I think it is easy to look at someone who is attractive and married to an attractive person and has attractive children around them and think, Ugh. There is NO reason to be kind to them. Their life is perfect and mine is not and I am going to treat them badly so they know what life is like for the rest of us!

I can tell you right now: my life is not perfect. If you want some proof, read more blog posts of mine. Here’s one. Here’s one. Here’s another.  No one has a perfect life. No one will have a perfect life on earth. But you have the ability to be kind to others. You have the ability to make someone cry in the car for thirty minutes or make them feel welcome in new surroundings. You can be really, really, really ridiculously good looking on the inside.

Thirsty Thursday: Forgiven Much

I have two newly pregnant friends. One is married. One is not. I have been sharing as much as I can with both of them, because being pregnant is hard and scary and everyone deserves support. I’ve been through some serious stuff, so I know I have the ability to be a comfort. I message them both with things that are relevant to pregnancy and sent both of them Mother’s Day cards. One is extremely thankful and the other one doesn’t give me the time of day.

Which one would you guess is the thankful one?

It is not the married one.

I am not reaching out to these pregnant ladies for applause or for attention. I do not expect any thanks. I am doing it out of a genuine hope to be helpful and ease the pain of a stressful time. But it brought something to mind.

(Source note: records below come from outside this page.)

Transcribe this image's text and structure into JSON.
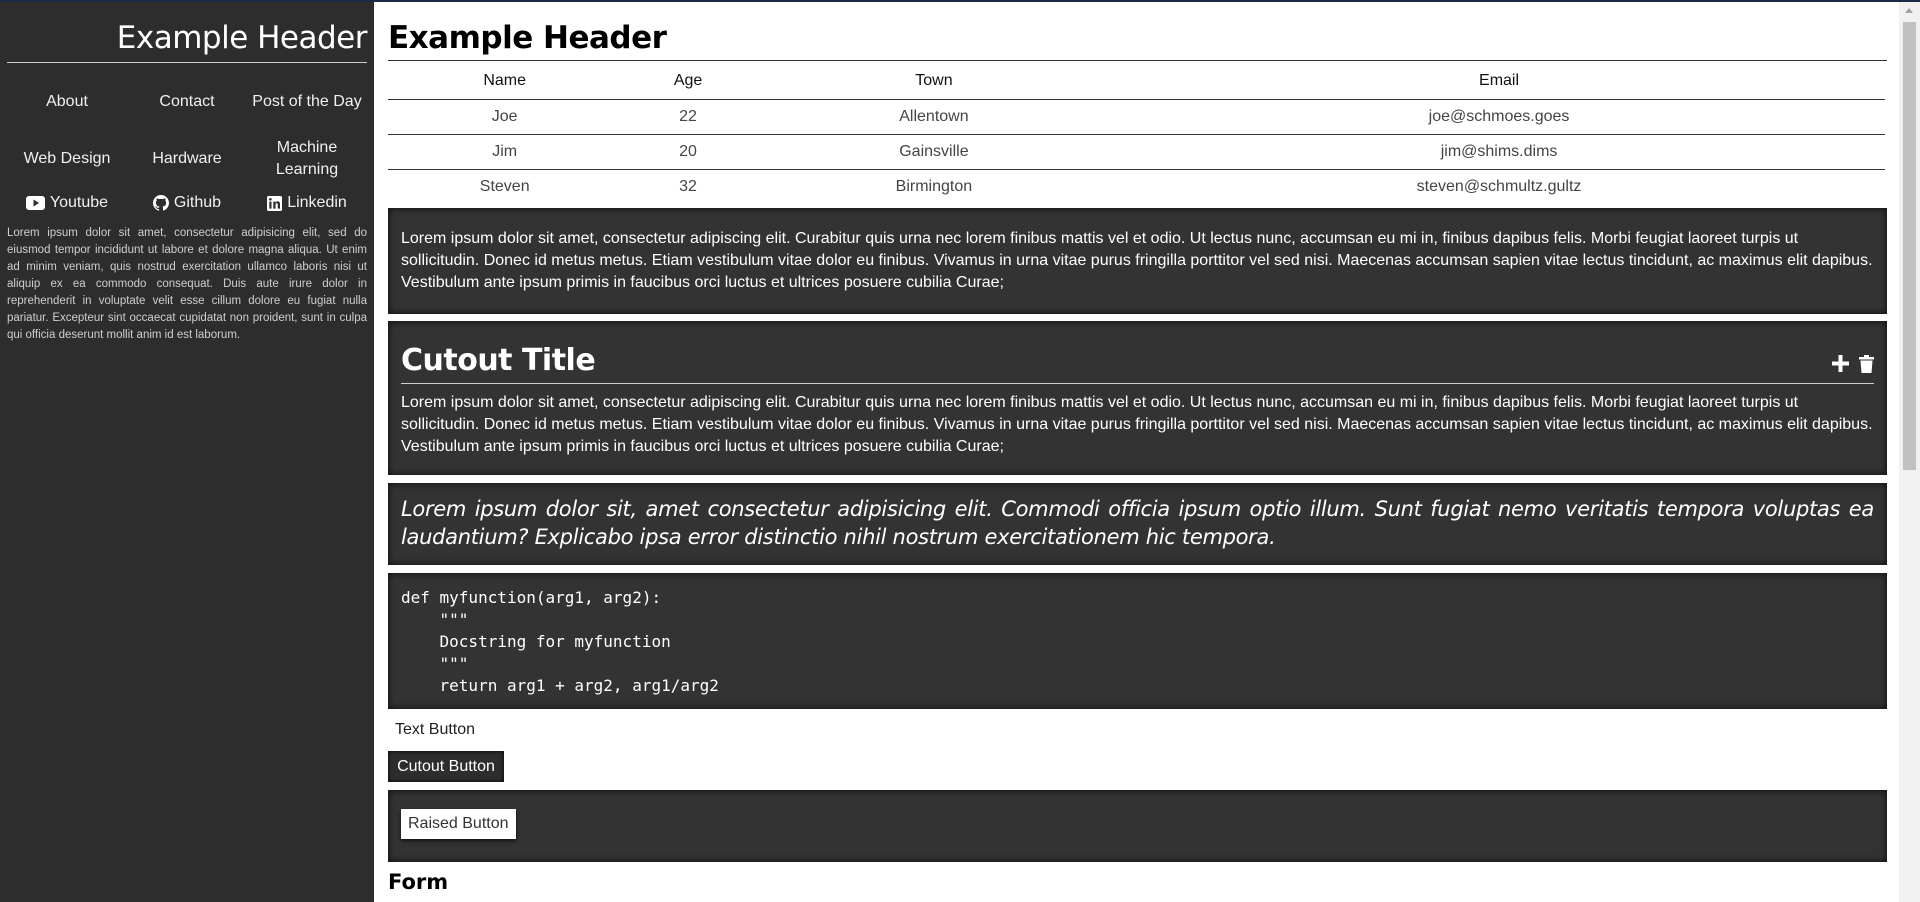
{
  "sidebar": {
    "brand": "Example Header",
    "nav": [
      "About",
      "Contact",
      "Post of the Day",
      "Web Design",
      "Hardware",
      "Machine Learning"
    ],
    "social": [
      {
        "label": "Youtube",
        "icon": "youtube-icon"
      },
      {
        "label": "Github",
        "icon": "github-icon"
      },
      {
        "label": "Linkedin",
        "icon": "linkedin-icon"
      }
    ],
    "paragraph": "Lorem ipsum dolor sit amet, consectetur adipisicing elit, sed do eiusmod tempor incididunt ut labore et dolore magna aliqua. Ut enim ad minim veniam, quis nostrud exercitation ullamco laboris nisi ut aliquip ex ea commodo consequat. Duis aute irure dolor in reprehenderit in voluptate velit esse cillum dolore eu fugiat nulla pariatur. Excepteur sint occaecat cupidatat non proident, sunt in culpa qui officia deserunt mollit anim id est laborum."
  },
  "main": {
    "title": "Example Header",
    "table": {
      "headers": [
        "Name",
        "Age",
        "Town",
        "Email"
      ],
      "rows": [
        [
          "Joe",
          "22",
          "Allentown",
          "joe@schmoes.goes"
        ],
        [
          "Jim",
          "20",
          "Gainsville",
          "jim@shims.dims"
        ],
        [
          "Steven",
          "32",
          "Birmington",
          "steven@schmultz.gultz"
        ]
      ]
    },
    "card_text": "Lorem ipsum dolor sit amet, consectetur adipiscing elit. Curabitur quis urna nec lorem finibus mattis vel et odio. Ut lectus nunc, accumsan eu mi in, finibus dapibus felis. Morbi feugiat laoreet turpis ut sollicitudin. Donec id metus metus. Etiam vestibulum vitae dolor eu finibus. Vivamus in urna vitae purus fringilla porttitor vel sed nisi. Maecenas accumsan sapien vitae lectus tincidunt, ac maximus elit dapibus. Vestibulum ante ipsum primis in faucibus orci luctus et ultrices posuere cubilia Curae;",
    "cutout": {
      "title": "Cutout Title",
      "body": "Lorem ipsum dolor sit amet, consectetur adipiscing elit. Curabitur quis urna nec lorem finibus mattis vel et odio. Ut lectus nunc, accumsan eu mi in, finibus dapibus felis. Morbi feugiat laoreet turpis ut sollicitudin. Donec id metus metus. Etiam vestibulum vitae dolor eu finibus. Vivamus in urna vitae purus fringilla porttitor vel sed nisi. Maecenas accumsan sapien vitae lectus tincidunt, ac maximus elit dapibus. Vestibulum ante ipsum primis in faucibus orci luctus et ultrices posuere cubilia Curae;"
    },
    "quote": "Lorem ipsum dolor sit, amet consectetur adipisicing elit. Commodi officia ipsum optio illum. Sunt fugiat nemo veritatis tempora voluptas ea laudantium? Explicabo ipsa error distinctio nihil nostrum exercitationem hic tempora.",
    "code": "def myfunction(arg1, arg2):\n    \"\"\"\n    Docstring for myfunction\n    \"\"\"\n    return arg1 + arg2, arg1/arg2",
    "text_button": "Text Button",
    "cutout_button": "Cutout Button",
    "raised_button": "Raised Button",
    "form_title": "Form"
  },
  "colors": {
    "sidebar_bg": "#2d2d2d",
    "card_bg": "#333333",
    "top_accent": "#1c2a4a"
  }
}
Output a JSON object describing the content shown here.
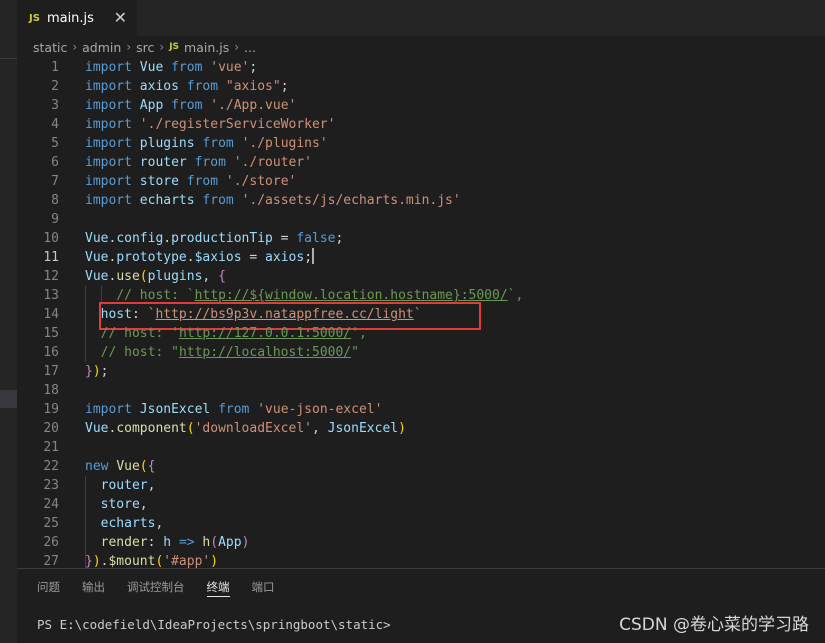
{
  "tab": {
    "badge": "JS",
    "title": "main.js",
    "close": "✕"
  },
  "breadcrumb": {
    "segments": [
      "static",
      "admin",
      "src",
      "main.js",
      "..."
    ],
    "badge": "JS",
    "sep": "›"
  },
  "editor": {
    "active_line": 11,
    "lines": [
      {
        "n": "1",
        "t": [
          [
            "kw",
            "import"
          ],
          [
            "pl",
            " "
          ],
          [
            "id",
            "Vue"
          ],
          [
            "pl",
            " "
          ],
          [
            "kw",
            "from"
          ],
          [
            "pl",
            " "
          ],
          [
            "str",
            "'vue'"
          ],
          [
            "pl",
            ";"
          ]
        ]
      },
      {
        "n": "2",
        "t": [
          [
            "kw",
            "import"
          ],
          [
            "pl",
            " "
          ],
          [
            "id",
            "axios"
          ],
          [
            "pl",
            " "
          ],
          [
            "kw",
            "from"
          ],
          [
            "pl",
            " "
          ],
          [
            "str",
            "\"axios\""
          ],
          [
            "pl",
            ";"
          ]
        ]
      },
      {
        "n": "3",
        "t": [
          [
            "kw",
            "import"
          ],
          [
            "pl",
            " "
          ],
          [
            "id",
            "App"
          ],
          [
            "pl",
            " "
          ],
          [
            "kw",
            "from"
          ],
          [
            "pl",
            " "
          ],
          [
            "str",
            "'./App.vue'"
          ]
        ]
      },
      {
        "n": "4",
        "t": [
          [
            "kw",
            "import"
          ],
          [
            "pl",
            " "
          ],
          [
            "str",
            "'./registerServiceWorker'"
          ]
        ]
      },
      {
        "n": "5",
        "t": [
          [
            "kw",
            "import"
          ],
          [
            "pl",
            " "
          ],
          [
            "id",
            "plugins"
          ],
          [
            "pl",
            " "
          ],
          [
            "kw",
            "from"
          ],
          [
            "pl",
            " "
          ],
          [
            "str",
            "'./plugins'"
          ]
        ]
      },
      {
        "n": "6",
        "t": [
          [
            "kw",
            "import"
          ],
          [
            "pl",
            " "
          ],
          [
            "id",
            "router"
          ],
          [
            "pl",
            " "
          ],
          [
            "kw",
            "from"
          ],
          [
            "pl",
            " "
          ],
          [
            "str",
            "'./router'"
          ]
        ]
      },
      {
        "n": "7",
        "t": [
          [
            "kw",
            "import"
          ],
          [
            "pl",
            " "
          ],
          [
            "id",
            "store"
          ],
          [
            "pl",
            " "
          ],
          [
            "kw",
            "from"
          ],
          [
            "pl",
            " "
          ],
          [
            "str",
            "'./store'"
          ]
        ]
      },
      {
        "n": "8",
        "t": [
          [
            "kw",
            "import"
          ],
          [
            "pl",
            " "
          ],
          [
            "id",
            "echarts"
          ],
          [
            "pl",
            " "
          ],
          [
            "kw",
            "from"
          ],
          [
            "pl",
            " "
          ],
          [
            "str",
            "'./assets/js/echarts.min.js'"
          ]
        ]
      },
      {
        "n": "9",
        "t": []
      },
      {
        "n": "10",
        "t": [
          [
            "id",
            "Vue"
          ],
          [
            "pl",
            "."
          ],
          [
            "id",
            "config"
          ],
          [
            "pl",
            "."
          ],
          [
            "id",
            "productionTip"
          ],
          [
            "pl",
            " = "
          ],
          [
            "kw",
            "false"
          ],
          [
            "pl",
            ";"
          ]
        ]
      },
      {
        "n": "11",
        "t": [
          [
            "id",
            "Vue"
          ],
          [
            "pl",
            "."
          ],
          [
            "id",
            "prototype"
          ],
          [
            "pl",
            "."
          ],
          [
            "id",
            "$axios"
          ],
          [
            "pl",
            " = "
          ],
          [
            "id",
            "axios"
          ],
          [
            "pl",
            ";"
          ],
          [
            "cursor",
            ""
          ]
        ]
      },
      {
        "n": "12",
        "t": [
          [
            "id",
            "Vue"
          ],
          [
            "pl",
            "."
          ],
          [
            "fn",
            "use"
          ],
          [
            "br",
            "("
          ],
          [
            "id",
            "plugins"
          ],
          [
            "pl",
            ", "
          ],
          [
            "kc",
            "{"
          ]
        ]
      },
      {
        "n": "13",
        "t": [
          [
            "pl",
            "    "
          ],
          [
            "com",
            "// host: `"
          ],
          [
            "com ul",
            "http://${window.location.hostname}:5000/"
          ],
          [
            "com",
            "`,"
          ]
        ]
      },
      {
        "n": "14",
        "t": [
          [
            "pl",
            "  "
          ],
          [
            "id",
            "host"
          ],
          [
            "pl",
            ": "
          ],
          [
            "str",
            "`"
          ],
          [
            "str ul",
            "http://bs9p3v.natappfree.cc/light"
          ],
          [
            "str",
            "`"
          ]
        ]
      },
      {
        "n": "15",
        "t": [
          [
            "pl",
            "  "
          ],
          [
            "com",
            "// host: '"
          ],
          [
            "com ul",
            "http://127.0.0.1:5000/"
          ],
          [
            "com",
            "',"
          ]
        ]
      },
      {
        "n": "16",
        "t": [
          [
            "pl",
            "  "
          ],
          [
            "com",
            "// host: \""
          ],
          [
            "com ul",
            "http://localhost:5000/"
          ],
          [
            "com",
            "\""
          ]
        ]
      },
      {
        "n": "17",
        "t": [
          [
            "kc",
            "}"
          ],
          [
            "br",
            ")"
          ],
          [
            "pl",
            ";"
          ]
        ]
      },
      {
        "n": "18",
        "t": []
      },
      {
        "n": "19",
        "t": [
          [
            "kw",
            "import"
          ],
          [
            "pl",
            " "
          ],
          [
            "id",
            "JsonExcel"
          ],
          [
            "pl",
            " "
          ],
          [
            "kw",
            "from"
          ],
          [
            "pl",
            " "
          ],
          [
            "str",
            "'vue-json-excel'"
          ]
        ]
      },
      {
        "n": "20",
        "t": [
          [
            "id",
            "Vue"
          ],
          [
            "pl",
            "."
          ],
          [
            "fn",
            "component"
          ],
          [
            "br",
            "("
          ],
          [
            "str",
            "'downloadExcel'"
          ],
          [
            "pl",
            ", "
          ],
          [
            "id",
            "JsonExcel"
          ],
          [
            "br",
            ")"
          ]
        ]
      },
      {
        "n": "21",
        "t": []
      },
      {
        "n": "22",
        "t": [
          [
            "kw",
            "new"
          ],
          [
            "pl",
            " "
          ],
          [
            "fn",
            "Vue"
          ],
          [
            "br",
            "("
          ],
          [
            "kc",
            "{"
          ]
        ]
      },
      {
        "n": "23",
        "t": [
          [
            "pl",
            "  "
          ],
          [
            "id",
            "router"
          ],
          [
            "pl",
            ","
          ]
        ]
      },
      {
        "n": "24",
        "t": [
          [
            "pl",
            "  "
          ],
          [
            "id",
            "store"
          ],
          [
            "pl",
            ","
          ]
        ]
      },
      {
        "n": "25",
        "t": [
          [
            "pl",
            "  "
          ],
          [
            "id",
            "echarts"
          ],
          [
            "pl",
            ","
          ]
        ]
      },
      {
        "n": "26",
        "t": [
          [
            "pl",
            "  "
          ],
          [
            "fn",
            "render"
          ],
          [
            "pl",
            ": "
          ],
          [
            "id",
            "h"
          ],
          [
            "pl",
            " "
          ],
          [
            "kw",
            "=>"
          ],
          [
            "pl",
            " "
          ],
          [
            "fn",
            "h"
          ],
          [
            "kc",
            "("
          ],
          [
            "id",
            "App"
          ],
          [
            "kc",
            ")"
          ]
        ]
      },
      {
        "n": "27",
        "t": [
          [
            "kc",
            "}"
          ],
          [
            "br",
            ")"
          ],
          [
            "pl",
            "."
          ],
          [
            "fn",
            "$mount"
          ],
          [
            "br",
            "("
          ],
          [
            "str",
            "'#app'"
          ],
          [
            "br",
            ")"
          ]
        ]
      }
    ]
  },
  "panel": {
    "tabs": [
      "问题",
      "输出",
      "调试控制台",
      "终端",
      "端口"
    ],
    "active_tab": 3,
    "terminal_line": "PS E:\\codefield\\IdeaProjects\\springboot\\static>"
  },
  "watermark": "CSDN @卷心菜的学习路"
}
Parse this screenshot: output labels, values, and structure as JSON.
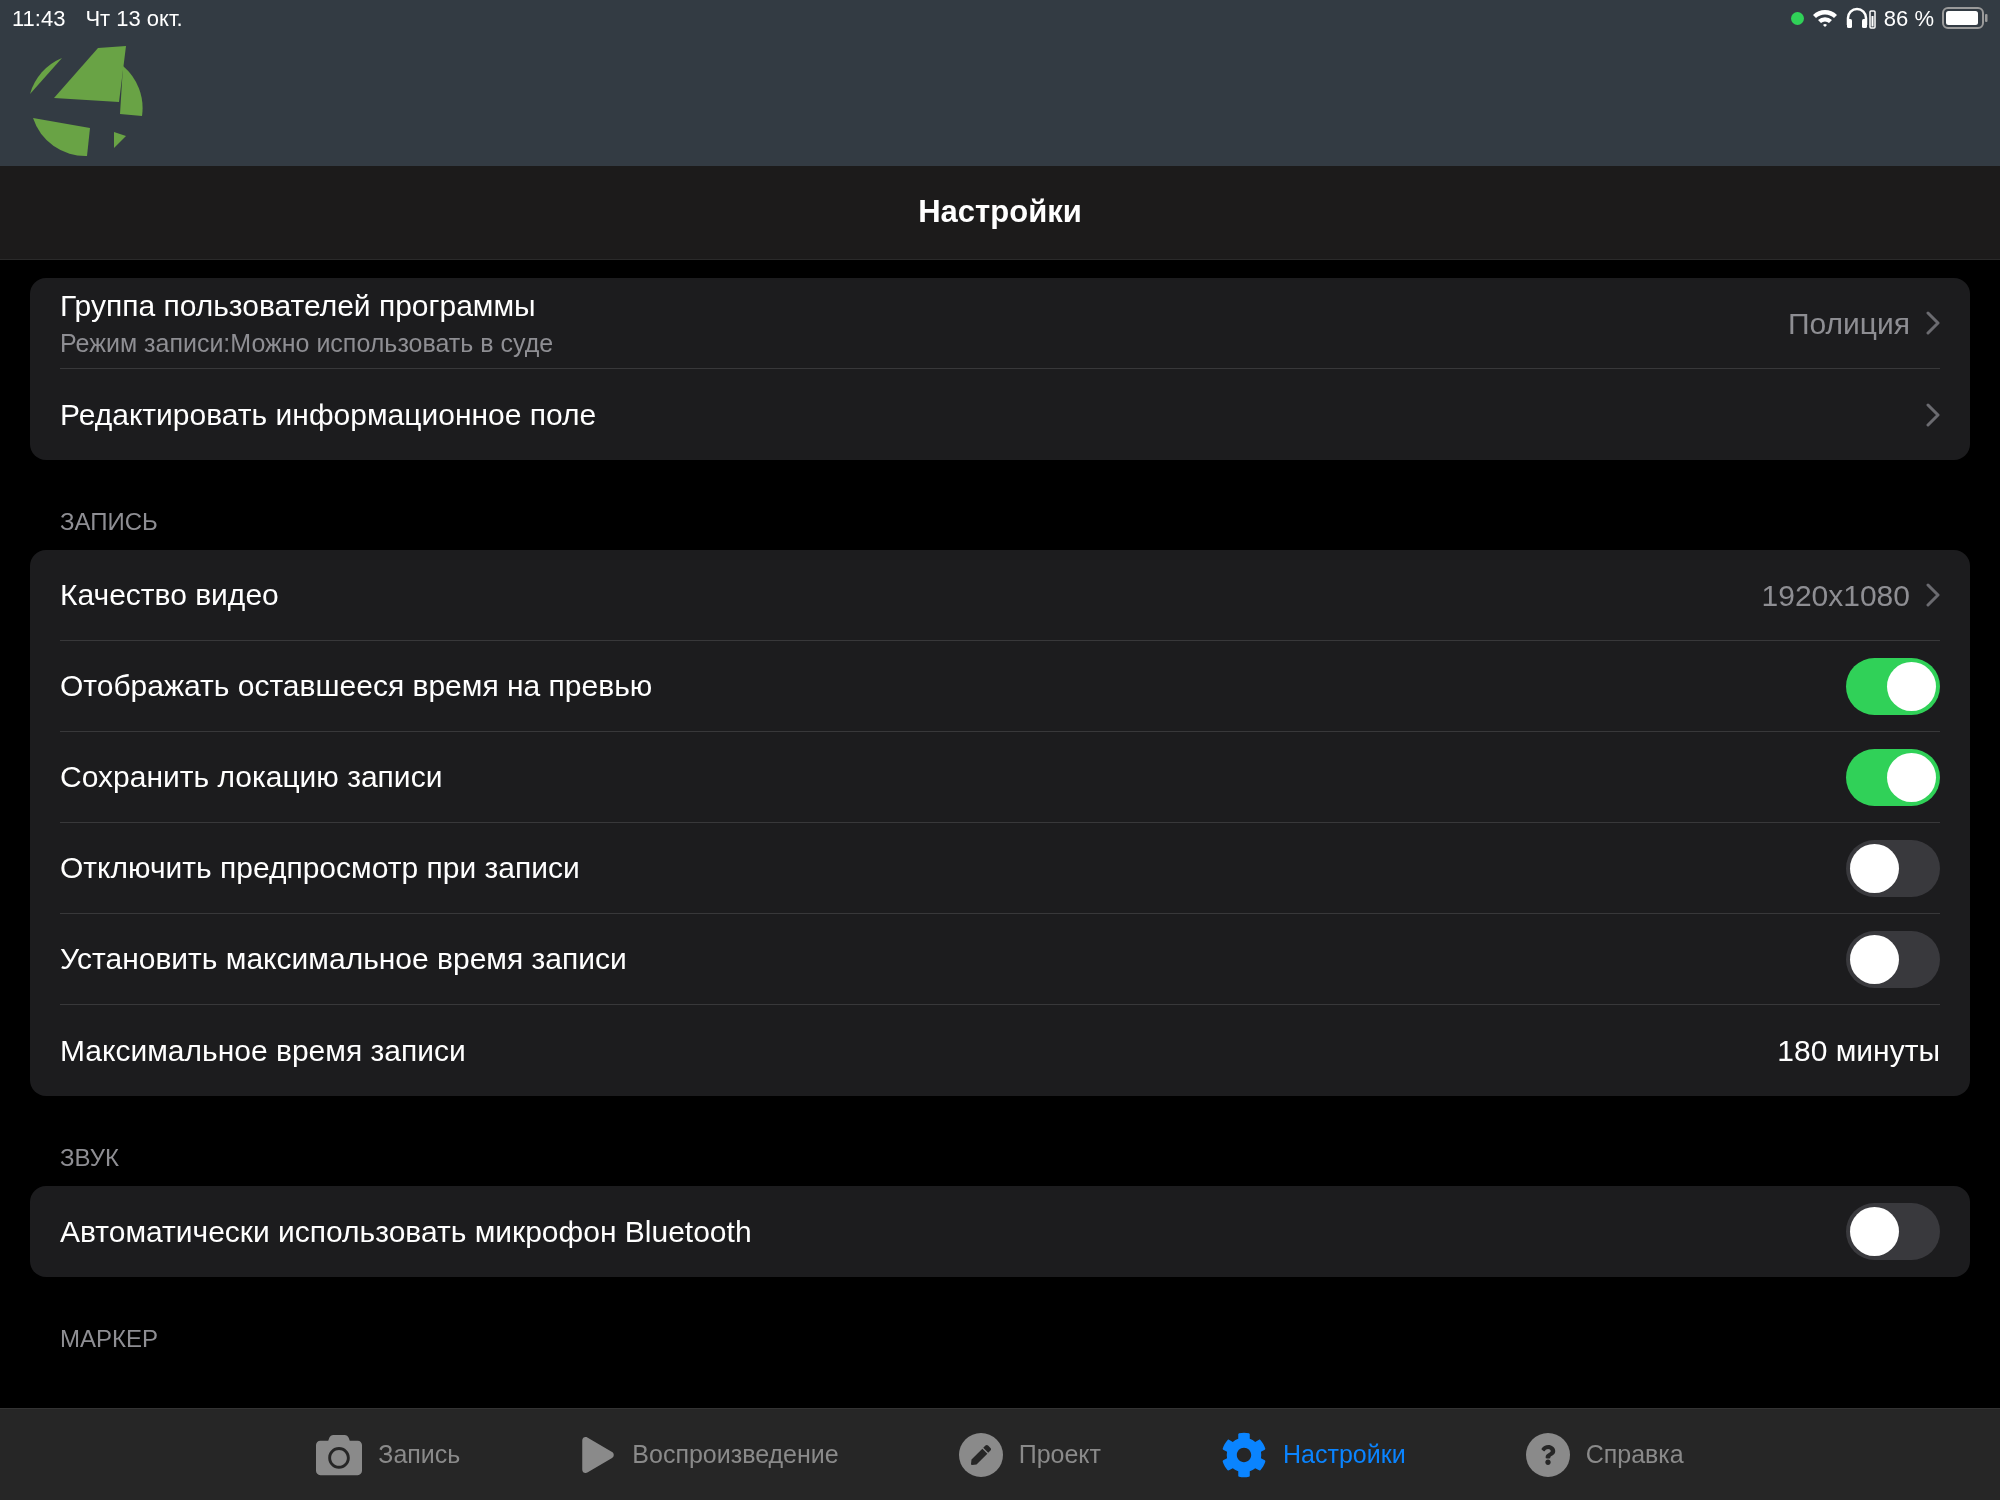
{
  "status_bar": {
    "time": "11:43",
    "date": "Чт 13 окт.",
    "battery": "86 %"
  },
  "nav": {
    "title": "Настройки"
  },
  "sections": [
    {
      "rows": [
        {
          "kind": "link",
          "title": "Группа пользователей программы",
          "subtitle": "Режим записи:Можно использовать в суде",
          "value": "Полиция"
        },
        {
          "kind": "link",
          "title": "Редактировать информационное поле"
        }
      ]
    },
    {
      "header": "ЗАПИСЬ",
      "rows": [
        {
          "kind": "link",
          "title": "Качество видео",
          "value": "1920x1080"
        },
        {
          "kind": "toggle",
          "title": "Отображать оставшееся время на превью",
          "on": true
        },
        {
          "kind": "toggle",
          "title": "Сохранить локацию записи",
          "on": true
        },
        {
          "kind": "toggle",
          "title": "Отключить предпросмотр при записи",
          "on": false
        },
        {
          "kind": "toggle",
          "title": "Установить максимальное время записи",
          "on": false
        },
        {
          "kind": "value",
          "title": "Максимальное время записи",
          "value": "180 минуты"
        }
      ]
    },
    {
      "header": "ЗВУК",
      "rows": [
        {
          "kind": "toggle",
          "title": "Автоматически использовать микрофон Bluetooth",
          "on": false
        }
      ]
    },
    {
      "header": "МАРКЕР"
    }
  ],
  "tabs": [
    {
      "kind": "camera",
      "label": "Запись",
      "selected": false
    },
    {
      "kind": "play",
      "label": "Воспроизведение",
      "selected": false
    },
    {
      "kind": "pencil",
      "label": "Проект",
      "selected": false
    },
    {
      "kind": "gear",
      "label": "Настройки",
      "selected": true
    },
    {
      "kind": "help",
      "label": "Справка",
      "selected": false
    }
  ]
}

Jesus was invited to dinner at an important, religious man’s house named Simon. While they were dining, a woman who was known to have a bad reputation, came into the house. She cried so hard at Jesus’ feet that His feet got wet. She wiped His feet with her hair, kissed His feet, and even broke an expensive bottle of perfume and poured it on His feet. Simon thought, If Jesus was who people say He is, He would KNOW who this woman is and He would NOT let her touch His feet.

Jesus then told him a story about two people who owed debts. One owed 500 denari and the other owed 50. Neither could pay their debt, so the moneylender decided to cancel their debts. Then Jesus asked him which he thought would love the moneylender more. The religious man answered that he thought it would be the one who had the greater debt.

You have judged rightly. Then turning toward the woman he said to Simon, “Do you see this woman? I entered your house; you gave me no water for my feet, but she has wet my feet with her tears and wiped them with her hair. You gave me no kiss, but from the time I came in she has not ceased to kiss my feet. You did not anoint my head with oil, but she anointed my feet with ointment. Therefore I tell you, her sins, which are many, are forgiven–for she loved much. But he who is forgiven little, loves little.Luke 7:43b-47

When I was younger and dumber, I mean, less perceptive, I thought, Oh no! I don’t sin that much, so my love for God isn’t going to be great.

Wow.

I would find it funny if it weren’t so shamefully embarrassing.

I read that we have on average 82,000 thoughts a day. Let’s say all your thoughts for a single day are sinful. Jesus paid the price for 82,000 sins. Let’s say your thoughts are sinful for a week. That’s 574,000 sins that Jesus paid for with His blood. Let’s say your thoughts are continually sinful for a month. 2,542,000 sins covered by Jesus. Let’s go crazy. We’re going to suppose your thoughts are sinful for a full calendar year, 365 days. Jesus wiped away 29,993,000 sins through His death on the cross.

That’s just thoughts, people! I’m not even going into words you say or actions.

I know that I wrestle with my thoughts on a daily basis.

We should not let our socially acceptable sin blind us to the fact that they are sins and that we are sinners in need of a Savior. We all have fallen short. We all have been forgiven much. Don’t let pride get in the way of seeing how good you really aren’t and how great God really is.